Musk, o predador

Por José Antonio Vieira da Cunha

O contrário do amor não é ódio, é poder. (Sidarta Ribeiro)

Daqui a uma década poderemos estar ironizando ou até debochando do debate que nestes dias incendeia o cenário político e social em relação ao posicionamento do empresário Elon Musk na defesa dos crimes e ódios que o seu X dissemina mundo afora. Mas na fase em que estamos o assunto é sério, muito sério, e nele o que fica evidente é que o bilionário atua como um moleque que ameaça às instituições, um miliciano digital que encobre aqueles que disseminam mensagens de ódio e incitam ao crime sob a alegação de que estariam exercendo apenas seu direito de livre expressão.

Ok, as pessoas têm toda liberdade para expressar o que pensam, mas não estão livres das consequências de suas opiniões. Até o início deste século vivia-se em paz quanto a isso. Havia muita clareza em relação às regras estabelecidas e universalmente aceitas. Se um jornal, uma revista, uma emissora de rádio, uma televisão publicarem calúnias, ou difamações, ou textos contra a democracia, ou ataques levianos às instituições, ou notícias deliberadamente falsas, a lei penalizará não apenas o autor, mas também o meio no qual a manifestação foi cometida. 

O século 21 chegou, os tempos mudaram, a sociedade avançou e a facilidade de comunicação vive um avanço extraordinário graças à evolução dos meios digitais. Mas vamos lá, não existe a figura da imunidade digital, como pregam os falsos defensores de liberdades e que se colocam contra normas que disciplinem a desordem que se estabeleceu com a profusão de meios de comunicação que vicejam graças à internet, com seus sites, blogs, podcasts, plataformas de vídeos e áudios. E assim, graças à democratização espetacular que passou a vigorar na disseminação de informações, o mal ameaça vencer nas redes sociais, que passaram a ser criminosamente instrumentalizadas.

É antidemocrático e antissocial e anticivilizatório pregar a impunidade por delitos de opinião em nome de uma pretensa liberdade de expressão. E sim, é urgente que se encaminhe a regulação das redes sociais, iniciativa que não tem absolutamente nada a ver com censura ou qualquer tipo de limitação em relação à faculdade que o ser humano tem de dizer o que pensa. É inadmissível que sigamos convivendo em um cenário de velho oeste, no qual o mais forte ou mais rico (no caso, o mais bilionário) estabelece as leis e determina as punições.

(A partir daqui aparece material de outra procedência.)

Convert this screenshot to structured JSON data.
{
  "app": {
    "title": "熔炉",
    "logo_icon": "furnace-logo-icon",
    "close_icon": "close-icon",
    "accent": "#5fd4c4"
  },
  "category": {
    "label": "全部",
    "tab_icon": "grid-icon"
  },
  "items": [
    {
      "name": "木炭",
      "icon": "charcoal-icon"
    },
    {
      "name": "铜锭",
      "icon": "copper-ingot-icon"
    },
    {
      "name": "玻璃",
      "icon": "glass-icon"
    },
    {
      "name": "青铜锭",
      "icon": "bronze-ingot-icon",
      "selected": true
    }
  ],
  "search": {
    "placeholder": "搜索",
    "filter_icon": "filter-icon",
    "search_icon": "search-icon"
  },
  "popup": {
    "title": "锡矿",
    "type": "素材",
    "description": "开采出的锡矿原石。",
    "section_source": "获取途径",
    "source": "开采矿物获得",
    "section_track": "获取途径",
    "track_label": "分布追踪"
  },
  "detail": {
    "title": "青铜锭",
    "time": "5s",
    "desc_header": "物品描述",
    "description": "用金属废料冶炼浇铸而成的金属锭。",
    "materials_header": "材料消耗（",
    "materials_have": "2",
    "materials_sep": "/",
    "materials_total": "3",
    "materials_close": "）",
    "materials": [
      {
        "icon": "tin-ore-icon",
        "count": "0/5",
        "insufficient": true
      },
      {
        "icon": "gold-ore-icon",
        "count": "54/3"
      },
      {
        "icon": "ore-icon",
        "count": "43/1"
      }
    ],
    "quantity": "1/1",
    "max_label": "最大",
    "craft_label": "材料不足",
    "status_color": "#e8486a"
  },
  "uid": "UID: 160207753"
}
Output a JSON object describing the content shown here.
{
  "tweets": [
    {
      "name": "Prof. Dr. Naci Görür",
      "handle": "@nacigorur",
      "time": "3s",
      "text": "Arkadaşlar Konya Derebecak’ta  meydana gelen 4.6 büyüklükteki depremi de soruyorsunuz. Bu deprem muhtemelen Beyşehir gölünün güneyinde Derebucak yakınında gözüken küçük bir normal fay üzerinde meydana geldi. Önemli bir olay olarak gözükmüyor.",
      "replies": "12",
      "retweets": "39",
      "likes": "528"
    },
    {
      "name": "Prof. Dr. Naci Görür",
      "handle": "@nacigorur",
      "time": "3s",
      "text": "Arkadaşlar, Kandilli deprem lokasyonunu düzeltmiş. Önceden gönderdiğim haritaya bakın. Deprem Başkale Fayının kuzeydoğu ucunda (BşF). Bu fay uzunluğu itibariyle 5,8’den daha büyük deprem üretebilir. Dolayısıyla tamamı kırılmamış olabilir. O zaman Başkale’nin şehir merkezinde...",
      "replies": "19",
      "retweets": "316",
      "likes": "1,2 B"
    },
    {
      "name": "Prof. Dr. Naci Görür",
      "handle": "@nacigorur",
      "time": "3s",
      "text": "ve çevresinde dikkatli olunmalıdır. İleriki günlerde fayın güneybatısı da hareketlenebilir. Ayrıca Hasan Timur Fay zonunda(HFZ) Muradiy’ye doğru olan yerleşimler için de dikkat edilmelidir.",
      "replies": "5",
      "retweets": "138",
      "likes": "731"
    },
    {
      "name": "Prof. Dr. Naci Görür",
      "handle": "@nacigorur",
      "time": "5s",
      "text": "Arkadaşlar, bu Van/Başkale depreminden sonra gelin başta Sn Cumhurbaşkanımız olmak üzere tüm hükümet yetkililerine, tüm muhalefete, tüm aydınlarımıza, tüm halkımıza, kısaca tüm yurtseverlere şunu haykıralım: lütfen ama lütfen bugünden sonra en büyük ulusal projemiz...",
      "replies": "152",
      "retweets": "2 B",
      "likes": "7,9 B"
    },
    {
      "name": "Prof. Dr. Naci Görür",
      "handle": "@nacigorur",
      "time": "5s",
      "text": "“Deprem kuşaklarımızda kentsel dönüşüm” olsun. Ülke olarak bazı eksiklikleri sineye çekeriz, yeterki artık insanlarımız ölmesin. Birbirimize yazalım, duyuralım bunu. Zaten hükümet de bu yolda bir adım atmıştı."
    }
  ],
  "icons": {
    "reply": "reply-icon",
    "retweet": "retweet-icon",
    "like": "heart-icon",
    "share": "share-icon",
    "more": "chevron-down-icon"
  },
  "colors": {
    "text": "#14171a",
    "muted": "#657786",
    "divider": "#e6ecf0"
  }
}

Pois é o que temos hoje com a licença consentida para que se manipule informação, o que leva à desinformação, e se dissemine ódio, violência, ataques a instituições, o que leva à fragilização do convívio social.

Quando mete o bedelho em assuntos internos do Brasil e ataca ministros do STF a ponto de pedir impeachment de um deles - olhe a ousadia -, o que o predador Elon Musk objetiva é tumultuar o processo de regulação das redes sociais. Não quer o regramento, assim como os demais donos das bigtechs, para os quais o ambiente de licenciosidade e polêmica a todo custo é favorável ao estimular audiência e repercussões. Por enquanto, conseguiu o que queria: na semana passada, no calor dos embates com o X, a Câmara dos Deputados decidiu praticamente zerar o debate sobre o Projeto de Lei das Fake News, jogando no lixo o parecer do grupo de trabalho que passou meses debruçado sobre o tema. O parecer foi considerado "contaminado pela polarização", como se esta fosse se extinguir no momento em que a Câmara, polarizada como nunca antes, voltar ao assunto.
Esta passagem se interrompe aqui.